Near the railroad, in the 1890s, a lodge known as Madison Hot Springs, was built to accommodate visitors to these mineral baths who arrived by train from Seattle. The mineral spring water is slightly acidic with a natural temperature of about 50 °F. The lodge heated the water and piped it to bathhouses, misleadingly advertising them as "hot springs".

The name of the lodge was later changed to Scenic Hot Springs and it survived as a commercial venture until 1928. Construction by the Great Northern Railway of an 8-mile tunnel under Stevens Pass dumped rubble into the front yard of the lodge and effected its destruction. Largely forgotten until the 1980s, it then became a popular gathering spot for mineral water bathers who constructed several tubs of various temperatures.
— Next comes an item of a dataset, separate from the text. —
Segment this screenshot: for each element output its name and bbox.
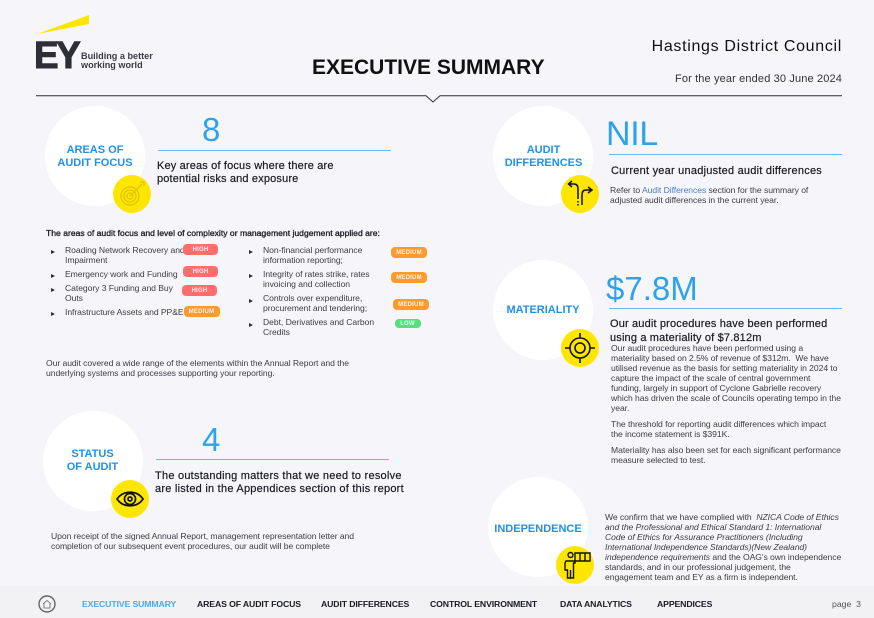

In October 2001 the King County Sheriff shut down the springs and threatened to arrest bathers for trespassing, at the land owner's request. The landowner was apparently not aware of what was taking place on the property. Activities occurring at the springs were a liability risk and the fact that the area is environmentally protected and no building permits had been issued was used as a reason to demolish the decking.

Today, the springs are privately owned, and may be accessed through a reservation system.